Bereits am Morgen hatten Demonstranten nach Angaben des Verkehrsministeriums unter anderem die Autobahn AP7 bei La Jonquera in beiden Richtungen sowie die Nationalstrasse N-II in der Nähe der Grenze blockiert. Ein für den 26. Oktober in der katalanischen Hauptstadt geplantes Fussballspiel von Real Madrid und dem FC Barcelona wurde wegen erwarteter Demonstrationen verschoben.

Spaniens Oberster Gerichtshof hatte am Montag Haftstrafen von bis zu 13 Jahren gegen prominente katalanische Politiker und Vertreter der Zivilgesellschaft wegen «Aufruhrs» verhängt. Dabei ging es um ihre Rolle bei dem umstrittenen Referendum zur Unabhängigkeit Kataloniens im Jahr 2017, das eine Erklärung der Regionalregierung zur Loslösung von Spanien sowie danach die Absetzung der Regierung und die Zwangsverwaltung durch Madrid zur Folge hatte.

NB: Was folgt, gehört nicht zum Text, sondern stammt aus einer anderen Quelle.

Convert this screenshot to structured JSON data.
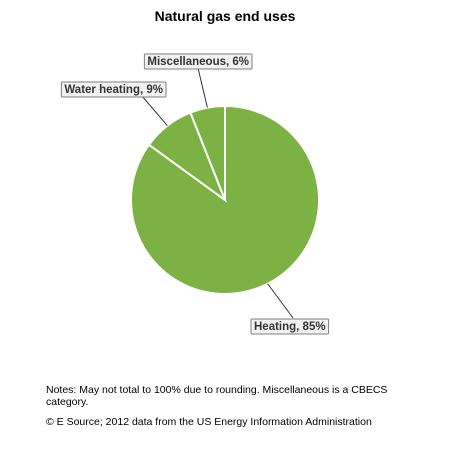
{
  "chart_data": {
    "type": "pie",
    "title": "Natural gas end uses",
    "categories": [
      "Heating",
      "Water heating",
      "Miscellaneous"
    ],
    "values": [
      85,
      9,
      6
    ],
    "labels": [
      "Heating, 85%",
      "Water heating, 9%",
      "Miscellaneous, 6%"
    ],
    "colors": [
      "#7cb143",
      "#7cb143",
      "#7cb143"
    ]
  },
  "notes": "Notes: May not total to 100% due to rounding. Miscellaneous is a CBECS category.",
  "source": "© E Source; 2012 data from the US Energy Information Administration"
}
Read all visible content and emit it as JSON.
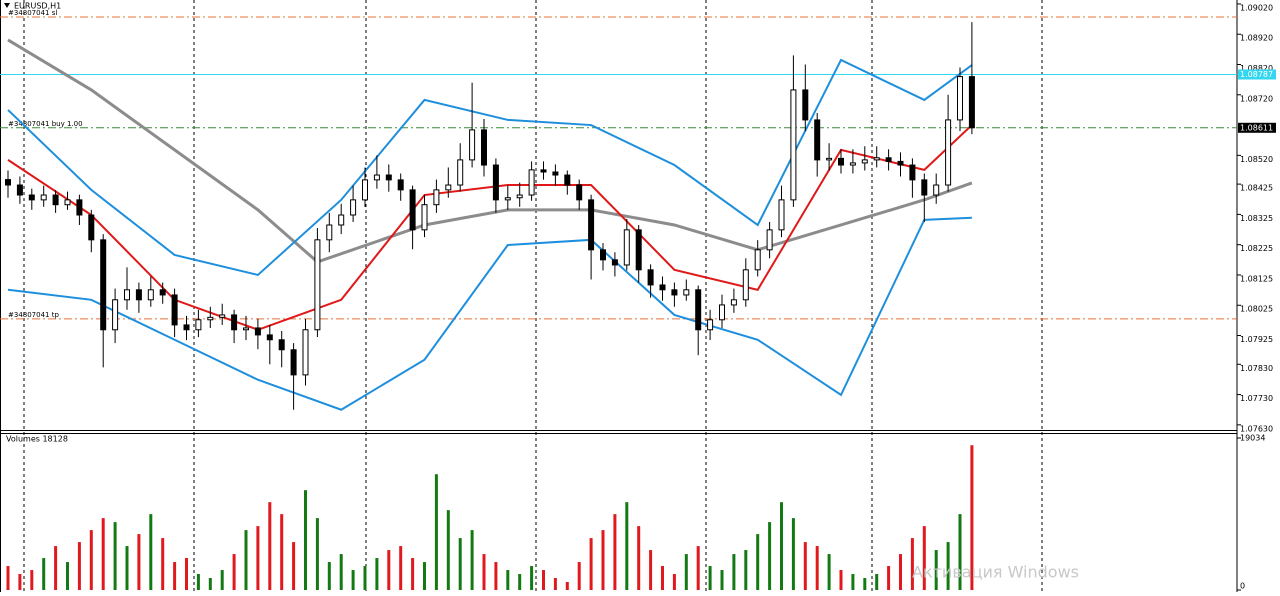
{
  "chart_data": [
    {
      "type": "candlestick",
      "title": "EURUSD,H1",
      "ylim": [
        1.07613,
        1.09033
      ],
      "yticks": [
        {
          "value": 1.0902,
          "label": "1.09020"
        },
        {
          "value": 1.0892,
          "label": "1.08920"
        },
        {
          "value": 1.0882,
          "label": "1.08820"
        },
        {
          "value": 1.0872,
          "label": "1.08720"
        },
        {
          "value": 1.0852,
          "label": "1.08520"
        },
        {
          "value": 1.08425,
          "label": "1.08425"
        },
        {
          "value": 1.08325,
          "label": "1.08325"
        },
        {
          "value": 1.08225,
          "label": "1.08225"
        },
        {
          "value": 1.08125,
          "label": "1.08125"
        },
        {
          "value": 1.08025,
          "label": "1.08025"
        },
        {
          "value": 1.07925,
          "label": "1.07925"
        },
        {
          "value": 1.0783,
          "label": "1.07830"
        },
        {
          "value": 1.0773,
          "label": "1.07730"
        },
        {
          "value": 1.0763,
          "label": "1.07630"
        }
      ],
      "up_color": "#ffffff",
      "down_color": "#000000",
      "candles": [
        [
          1.0844,
          1.0847,
          1.0838,
          1.08422
        ],
        [
          1.08422,
          1.0845,
          1.0836,
          1.08389
        ],
        [
          1.08389,
          1.0841,
          1.0834,
          1.08373
        ],
        [
          1.08373,
          1.0842,
          1.0835,
          1.08389
        ],
        [
          1.08389,
          1.08405,
          1.0833,
          1.08357
        ],
        [
          1.08357,
          1.084,
          1.0834,
          1.08373
        ],
        [
          1.08373,
          1.0839,
          1.0829,
          1.08323
        ],
        [
          1.08323,
          1.0834,
          1.082,
          1.08241
        ],
        [
          1.08241,
          1.0826,
          1.0782,
          1.07944
        ],
        [
          1.07944,
          1.0808,
          1.079,
          1.08043
        ],
        [
          1.08043,
          1.0815,
          1.0801,
          1.08076
        ],
        [
          1.08076,
          1.081,
          1.08,
          1.08043
        ],
        [
          1.08043,
          1.0812,
          1.0802,
          1.08076
        ],
        [
          1.08076,
          1.081,
          1.0803,
          1.08059
        ],
        [
          1.08059,
          1.0808,
          1.0792,
          1.0796
        ],
        [
          1.0796,
          1.0799,
          1.0791,
          1.07944
        ],
        [
          1.07944,
          1.0801,
          1.0792,
          1.07977
        ],
        [
          1.07977,
          1.0802,
          1.0795,
          1.07985
        ],
        [
          1.07985,
          1.0803,
          1.0796,
          1.07993
        ],
        [
          1.07993,
          1.0801,
          1.079,
          1.07944
        ],
        [
          1.07944,
          1.0799,
          1.0791,
          1.0795
        ],
        [
          1.0795,
          1.0798,
          1.0788,
          1.07927
        ],
        [
          1.07927,
          1.0796,
          1.0783,
          1.07911
        ],
        [
          1.07911,
          1.0794,
          1.0782,
          1.07878
        ],
        [
          1.07878,
          1.079,
          1.0768,
          1.07795
        ],
        [
          1.07795,
          1.0798,
          1.0776,
          1.07944
        ],
        [
          1.07944,
          1.0828,
          1.0792,
          1.08241
        ],
        [
          1.08241,
          1.0833,
          1.082,
          1.0829
        ],
        [
          1.0829,
          1.0836,
          1.0826,
          1.08323
        ],
        [
          1.08323,
          1.0842,
          1.083,
          1.08373
        ],
        [
          1.08373,
          1.0848,
          1.0835,
          1.08439
        ],
        [
          1.08439,
          1.0852,
          1.0841,
          1.08455
        ],
        [
          1.08455,
          1.0849,
          1.084,
          1.08439
        ],
        [
          1.08439,
          1.0846,
          1.0837,
          1.08406
        ],
        [
          1.08406,
          1.0842,
          1.0821,
          1.08274
        ],
        [
          1.08274,
          1.0839,
          1.0825,
          1.08357
        ],
        [
          1.08357,
          1.0844,
          1.0833,
          1.08406
        ],
        [
          1.08406,
          1.0848,
          1.0838,
          1.08422
        ],
        [
          1.08422,
          1.0856,
          1.084,
          1.08505
        ],
        [
          1.08505,
          1.0876,
          1.0848,
          1.08604
        ],
        [
          1.08604,
          1.0864,
          1.0845,
          1.08488
        ],
        [
          1.08488,
          1.0851,
          1.0833,
          1.08373
        ],
        [
          1.08373,
          1.0842,
          1.0834,
          1.0838
        ],
        [
          1.0838,
          1.0843,
          1.0835,
          1.08389
        ],
        [
          1.08389,
          1.085,
          1.0837,
          1.08472
        ],
        [
          1.08472,
          1.085,
          1.0844,
          1.08465
        ],
        [
          1.08465,
          1.0849,
          1.0842,
          1.08455
        ],
        [
          1.08455,
          1.0847,
          1.0839,
          1.08422
        ],
        [
          1.08422,
          1.0844,
          1.0834,
          1.08373
        ],
        [
          1.08373,
          1.0839,
          1.0811,
          1.08208
        ],
        [
          1.08208,
          1.0823,
          1.0814,
          1.08175
        ],
        [
          1.08175,
          1.082,
          1.0812,
          1.08158
        ],
        [
          1.08158,
          1.0831,
          1.0814,
          1.08274
        ],
        [
          1.08274,
          1.0829,
          1.081,
          1.08142
        ],
        [
          1.08142,
          1.0816,
          1.0805,
          1.08092
        ],
        [
          1.08092,
          1.0812,
          1.0804,
          1.08076
        ],
        [
          1.08076,
          1.081,
          1.0802,
          1.08059
        ],
        [
          1.08059,
          1.0811,
          1.0804,
          1.08076
        ],
        [
          1.08076,
          1.0809,
          1.0786,
          1.07944
        ],
        [
          1.07944,
          1.0801,
          1.0791,
          1.07977
        ],
        [
          1.07977,
          1.0806,
          1.0795,
          1.08026
        ],
        [
          1.08026,
          1.0808,
          1.08,
          1.08043
        ],
        [
          1.08043,
          1.0818,
          1.0802,
          1.08142
        ],
        [
          1.08142,
          1.0824,
          1.0812,
          1.08208
        ],
        [
          1.08208,
          1.083,
          1.0818,
          1.08274
        ],
        [
          1.08274,
          1.0842,
          1.0825,
          1.08373
        ],
        [
          1.08373,
          1.0885,
          1.0835,
          1.08736
        ],
        [
          1.08736,
          1.0882,
          1.086,
          1.08637
        ],
        [
          1.08637,
          1.0866,
          1.0845,
          1.08505
        ],
        [
          1.08505,
          1.0856,
          1.0847,
          1.0851
        ],
        [
          1.0851,
          1.0854,
          1.0846,
          1.08488
        ],
        [
          1.08488,
          1.0854,
          1.0846,
          1.08495
        ],
        [
          1.08495,
          1.0855,
          1.0847,
          1.08505
        ],
        [
          1.08505,
          1.0855,
          1.0848,
          1.08512
        ],
        [
          1.08512,
          1.0854,
          1.0847,
          1.085
        ],
        [
          1.085,
          1.0853,
          1.0845,
          1.08488
        ],
        [
          1.08488,
          1.0851,
          1.0838,
          1.08439
        ],
        [
          1.08439,
          1.0846,
          1.083,
          1.08389
        ],
        [
          1.08389,
          1.0846,
          1.0836,
          1.08422
        ],
        [
          1.08422,
          1.0872,
          1.084,
          1.08637
        ],
        [
          1.08637,
          1.0881,
          1.086,
          1.0878
        ],
        [
          1.0878,
          1.0896,
          1.0859,
          1.08611
        ]
      ],
      "lines": [
        {
          "color": "#8c8c8c",
          "width": 3,
          "x": [
            1,
            8,
            15,
            22,
            27,
            36,
            43,
            50,
            57,
            64,
            71,
            78,
            82
          ],
          "values": [
            1.08901,
            1.08736,
            1.08538,
            1.0834,
            1.08168,
            1.0829,
            1.0834,
            1.0834,
            1.0829,
            1.08208,
            1.0829,
            1.08373,
            1.08429
          ]
        },
        {
          "color": "#1e8fdc",
          "width": 2,
          "x": [
            1,
            8,
            15,
            22,
            29,
            36,
            43,
            50,
            57,
            64,
            71,
            78,
            82
          ],
          "values": [
            1.0867,
            1.08406,
            1.08191,
            1.08125,
            1.08373,
            1.08703,
            1.08637,
            1.0862,
            1.08488,
            1.0829,
            1.08835,
            1.08703,
            1.08818
          ]
        },
        {
          "color": "#1e8fdc",
          "width": 2,
          "x": [
            1,
            8,
            15,
            22,
            29,
            36,
            43,
            50,
            57,
            64,
            71,
            78,
            82
          ],
          "values": [
            1.08076,
            1.08043,
            1.07911,
            1.07779,
            1.0768,
            1.07845,
            1.08224,
            1.08241,
            1.07993,
            1.07911,
            1.07729,
            1.08307,
            1.08314
          ]
        },
        {
          "color": "#e01818",
          "width": 2,
          "x": [
            1,
            8,
            15,
            22,
            29,
            36,
            43,
            50,
            57,
            64,
            71,
            78,
            82
          ],
          "values": [
            1.08505,
            1.08323,
            1.08043,
            1.07944,
            1.08043,
            1.08389,
            1.08422,
            1.08422,
            1.08142,
            1.08076,
            1.08538,
            1.08472,
            1.0862
          ]
        }
      ],
      "levels": [
        {
          "name": "#34807041 sl",
          "value": 1.08977,
          "color": "#e8703a",
          "style": "dashdot"
        },
        {
          "value": 1.08787,
          "label": "1.08787",
          "color": "#33d6f0",
          "style": "solid"
        },
        {
          "name": "#34807041 buy 1.00",
          "value": 1.08611,
          "label": "1.08611",
          "color": "#3c8c3c",
          "style": "dashdot"
        },
        {
          "name": "#34807041 tp",
          "value": 1.0798,
          "color": "#e8703a",
          "style": "dashdot"
        }
      ]
    },
    {
      "type": "volume",
      "title": "Volumes 18128",
      "ylim": [
        0,
        19784
      ],
      "yticks": [
        0,
        19034
      ],
      "up_color": "#137a13",
      "down_color": "#e0191e",
      "values": [
        3000,
        2000,
        2500,
        4000,
        5500,
        3500,
        6000,
        7500,
        9000,
        8500,
        5500,
        7000,
        9500,
        6500,
        3500,
        4000,
        2000,
        1500,
        2500,
        4500,
        7500,
        8000,
        11000,
        9500,
        6000,
        12500,
        9000,
        3500,
        4500,
        2500,
        3000,
        4000,
        5000,
        5500,
        4000,
        3500,
        14500,
        10000,
        6500,
        7500,
        4500,
        3500,
        2500,
        2000,
        3000,
        2500,
        1500,
        1000,
        3500,
        6500,
        7500,
        9500,
        11000,
        8000,
        5000,
        3000,
        2000,
        4500,
        5500,
        3000,
        2500,
        4500,
        5000,
        7000,
        8500,
        11000,
        9000,
        6000,
        5500,
        4500,
        2500,
        2000,
        1500,
        2000,
        3000,
        4500,
        6500,
        8000,
        5000,
        6000,
        9500,
        18128
      ],
      "watermark": "Активация Windows"
    }
  ]
}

Seit dem Urteil kam es jeden Tag in Katalonien zu Demonstrationen mit teils gewaltsamen Ausschreitungen. Es gab Dutzende Festnahmen und Verletzte, allein in Barcelona belaufen sich die Schäden dem Stadtrat zufolge inzwischen auf über 1,5 Millionen Euro. Für die Unabhängigkeitsbewegung, die stets für Gewaltlosigkeit eintrat, bedeutet dies einen Wendepunkt.

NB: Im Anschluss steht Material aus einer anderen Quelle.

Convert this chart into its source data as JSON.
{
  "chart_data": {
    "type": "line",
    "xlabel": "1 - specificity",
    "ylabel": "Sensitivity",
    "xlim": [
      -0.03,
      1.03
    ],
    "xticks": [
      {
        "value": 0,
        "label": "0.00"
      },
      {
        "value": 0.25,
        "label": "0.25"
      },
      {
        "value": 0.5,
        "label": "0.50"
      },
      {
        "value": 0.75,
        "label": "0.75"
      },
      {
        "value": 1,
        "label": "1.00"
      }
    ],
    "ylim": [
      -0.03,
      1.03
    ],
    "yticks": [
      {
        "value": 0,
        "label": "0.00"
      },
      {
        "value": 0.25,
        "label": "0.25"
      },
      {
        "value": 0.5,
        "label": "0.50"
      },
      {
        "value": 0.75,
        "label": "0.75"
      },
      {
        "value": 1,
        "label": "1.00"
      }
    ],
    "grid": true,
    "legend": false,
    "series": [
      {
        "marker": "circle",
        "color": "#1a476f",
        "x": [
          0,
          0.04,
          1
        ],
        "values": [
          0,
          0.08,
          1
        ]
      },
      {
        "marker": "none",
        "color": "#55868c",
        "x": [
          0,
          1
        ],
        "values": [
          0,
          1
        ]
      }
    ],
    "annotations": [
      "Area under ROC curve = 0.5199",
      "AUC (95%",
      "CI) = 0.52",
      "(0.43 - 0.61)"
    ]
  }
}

Der Oberste Gerichtshof Spaniens hatte auch einen Haftbefehl gegen den im belgischen Exil lebenden früheren katalanischen Regionalpräsidenten Carles Puigdemont ausgestellt. Am Freitagmorgen stellte sich Puigdemont in Brüssel freiwillig der Polizei. Vor Journalisten sagte er, er sei einem Richter vorgeführt worden, der ihn «ohne Kaution» freigelassen habe. Er müsse sich für weitere Vorladungen zur Verfügung halten.

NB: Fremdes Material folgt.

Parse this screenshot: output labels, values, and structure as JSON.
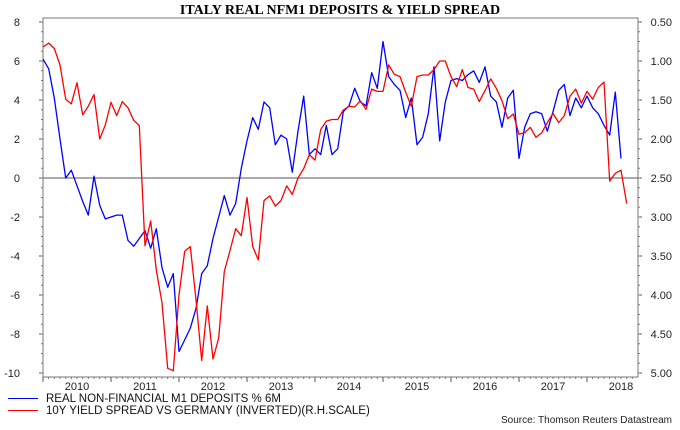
{
  "chart_data": {
    "type": "line",
    "title": "ITALY REAL NFM1 DEPOSITS & YIELD SPREAD",
    "source": "Source: Thomson Reuters Datastream",
    "x_tick_labels": [
      "2010",
      "2011",
      "2012",
      "2013",
      "2014",
      "2015",
      "2016",
      "2017",
      "2018"
    ],
    "y_left": {
      "ticks": [
        "8",
        "6",
        "4",
        "2",
        "0",
        "-2",
        "-4",
        "-6",
        "-8",
        "-10"
      ],
      "range": [
        -10,
        8
      ]
    },
    "y_right": {
      "ticks": [
        "0.50",
        "1.00",
        "1.50",
        "2.00",
        "2.50",
        "3.00",
        "3.50",
        "4.00",
        "4.50",
        "5.00"
      ],
      "range": [
        0.5,
        5.0
      ],
      "inverted": true
    },
    "reference_line": {
      "axis": "left",
      "value": 0
    },
    "x_start": "2010-01",
    "frequency": "monthly",
    "series": [
      {
        "name": "REAL NON-FINANCIAL M1 DEPOSITS % 6M",
        "color": "#0000ff",
        "axis": "left",
        "values": [
          6.1,
          5.6,
          4.1,
          2.0,
          0.0,
          0.4,
          -0.4,
          -1.2,
          -1.9,
          0.1,
          -1.4,
          -2.1,
          -2.0,
          -1.9,
          -1.9,
          -3.2,
          -3.5,
          -3.1,
          -2.7,
          -3.6,
          -2.6,
          -4.6,
          -5.6,
          -4.9,
          -8.9,
          -8.3,
          -7.7,
          -6.7,
          -4.9,
          -4.5,
          -3.1,
          -2.0,
          -0.9,
          -1.9,
          -1.3,
          0.5,
          1.9,
          3.1,
          2.5,
          3.9,
          3.6,
          1.7,
          2.2,
          2.0,
          0.3,
          2.4,
          4.2,
          1.2,
          1.5,
          1.2,
          2.7,
          1.2,
          1.5,
          3.4,
          3.7,
          4.6,
          3.9,
          3.7,
          5.4,
          4.6,
          7.0,
          5.2,
          4.8,
          4.5,
          3.1,
          4.1,
          1.7,
          2.1,
          3.3,
          5.7,
          1.9,
          3.9,
          5.0,
          5.1,
          5.0,
          5.3,
          5.5,
          4.9,
          5.7,
          4.2,
          3.9,
          2.6,
          4.1,
          4.5,
          1.0,
          2.6,
          3.3,
          3.4,
          3.3,
          2.4,
          3.4,
          4.5,
          4.8,
          3.2,
          4.1,
          3.6,
          4.2,
          3.6,
          3.3,
          2.7,
          2.2,
          4.4,
          1.0
        ]
      },
      {
        "name": "10Y YIELD SPREAD VS GERMANY (INVERTED)(R.H.SCALE)",
        "color": "#ff0000",
        "axis": "right",
        "values": [
          0.82,
          0.77,
          0.84,
          1.05,
          1.49,
          1.55,
          1.28,
          1.69,
          1.58,
          1.43,
          2.0,
          1.82,
          1.53,
          1.7,
          1.52,
          1.6,
          1.76,
          1.83,
          3.37,
          3.05,
          3.68,
          4.1,
          4.94,
          4.97,
          4.0,
          3.44,
          3.38,
          4.06,
          4.84,
          4.14,
          4.82,
          4.55,
          3.7,
          3.43,
          3.15,
          3.24,
          2.75,
          3.38,
          3.55,
          2.79,
          2.73,
          2.86,
          2.79,
          2.6,
          2.71,
          2.5,
          2.38,
          2.2,
          2.27,
          1.88,
          1.77,
          1.75,
          1.75,
          1.63,
          1.58,
          1.59,
          1.51,
          1.62,
          1.36,
          1.39,
          1.39,
          1.05,
          1.17,
          1.2,
          1.4,
          1.58,
          1.2,
          1.18,
          1.18,
          1.11,
          1.0,
          1.0,
          1.2,
          1.33,
          1.11,
          1.34,
          1.36,
          1.52,
          1.38,
          1.23,
          1.35,
          1.51,
          1.74,
          1.68,
          1.94,
          1.92,
          1.85,
          1.98,
          1.92,
          1.79,
          1.67,
          1.79,
          1.7,
          1.45,
          1.36,
          1.54,
          1.39,
          1.49,
          1.34,
          1.27,
          2.54,
          2.44,
          2.4,
          2.83
        ]
      }
    ],
    "grid": false,
    "legend": "bottom-left"
  }
}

Weniger als einen Monat vor Spaniens Neuwahl am 10. November setzen die Proteste und Ausschreitungen den amtierenden sozialistischen Ministerpräsidenten Pedro Sánchez unter grossen Druck. Vor allem die rechtsgerichtete Opposition fordert drastische Massnahmen zur Wiederherstellung der Ordnung. Sánchez sagt dazu auf dem Brüsseler EU-Gipfel, die Urheber der Ausschreitungen entkämen nicht ihrer Strafe, doch dürfe sich der Staat nicht zu «überzogenen Reaktionen» verleiten lassen.

Katalonien ist in der Frage seiner Unabhängigkeit tief gespalten. Nach einer im Juli veröffentlichten Umfrage der Regionalregierung befürworten 44 Prozent der Bevölkerung eine Abspaltung von Spanien, 48,3 Prozent aber lehnen sie ab. Aber auch viele Unabhängigkeitsgegner beteiligten sich an den Protesten der vergangenen Tage, weil sie die hohen Hafturteile des Obersten Gerichtshofs für ungerecht und politisch motiviert halten.

Unterdessen eröffnete die spanische Justiz Ermittlungen wegen «Terrorverdachts» gegen eine neue Bewegung namens «Demokratischer Tsunami». Nach Angaben eines Justizvertreters liess das Gericht alle Internetauftritte der Bewegung sperren. Nach dem Urteil am Montag hatten rund 10.000 Menschen nach einem Aufruf des «Demokratischen Tsunami» den Zugang zum Flughafen von Barcelona blockiert. 110 Flüge mussten gestrichen werden, mehr als 100 Menschen wurden bei Ausschreitungen verletzt.